The situation in Plateau has been replicated in nearby Benue State. Mr. Ojotu Ojema, a member of the Nigerian House of Reps hailing from Benue told TruthNigeria whole counties have been displaced in his constituency in recent weeks.
“What is happening is very worrisome,” said Ojema in a telephone interview. “All the villagers are now crowding into the local government headquarters because the villages are not safe,” Ojema said.
More than 1000 Communities Taken Over By Terrorists
The situation in the two states reveals a disturbing trend across the killing fields of the country’s northern states. More than 1,000 communities have been taken over by terrorists in the last 15 years, according to Intersociety. TruthNigeria investigations have gathered that in many of these communities, terrorists are standing up their own governments and imposing Sharia law on hapless residents.
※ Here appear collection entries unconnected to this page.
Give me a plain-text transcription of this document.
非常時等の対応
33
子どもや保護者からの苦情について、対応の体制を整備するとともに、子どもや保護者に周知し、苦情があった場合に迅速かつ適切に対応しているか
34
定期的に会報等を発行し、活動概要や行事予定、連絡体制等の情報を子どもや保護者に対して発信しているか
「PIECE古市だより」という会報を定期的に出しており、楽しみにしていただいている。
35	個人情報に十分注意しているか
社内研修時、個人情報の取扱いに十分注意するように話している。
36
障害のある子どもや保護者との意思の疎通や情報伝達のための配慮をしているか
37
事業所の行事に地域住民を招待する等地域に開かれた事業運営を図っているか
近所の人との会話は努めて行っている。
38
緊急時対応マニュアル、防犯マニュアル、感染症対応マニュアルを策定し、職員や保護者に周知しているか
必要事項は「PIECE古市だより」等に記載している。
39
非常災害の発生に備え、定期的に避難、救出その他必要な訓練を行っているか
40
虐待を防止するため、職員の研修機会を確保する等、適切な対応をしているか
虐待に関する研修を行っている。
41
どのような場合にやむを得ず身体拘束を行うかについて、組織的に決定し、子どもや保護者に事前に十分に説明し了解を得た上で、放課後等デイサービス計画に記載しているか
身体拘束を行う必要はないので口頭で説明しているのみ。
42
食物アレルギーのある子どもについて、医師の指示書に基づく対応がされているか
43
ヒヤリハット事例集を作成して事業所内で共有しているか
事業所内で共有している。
In Damari, a rural hub of 100 villages bunched near the border with Niger State West of Kaduna metropolis, the terrorists have converted public schools into indoctrination centers, according to residents interviewed by helpless residents talking to TruthNigeria.
“Children are the most precious resource being lost in Africa, and particularly in Nigeria, due to Islamic terrorism and its consequences including food shortages, potential famine, hyperinflation, and high rates of out-of-school youth,” texted Dede Laugesen, the Executive Director of Save the Persecuted Christians, a U.S. based nonprofit.
“Children in Nigeria are kept from an education because the government has failed to confront the terrorists. Instead, terrorists act with impunity and move about the affected communities unhindered even with hostages in tow,” Laugesen wrote.
“The Nigerian government should be alarmed at this growing crisis which threatens to destabilize Africa’s most populous nation,” she wrote.
“Instead, they make excuses and tell lies—lies that U.S. Secretary of State Antony Blinken has swallowed to the detriment of Nigeria’s future and most especially to her children,” Laugesen wrote.
Masara Kim is the senior editor of Truth Nigeria and reports from Jos.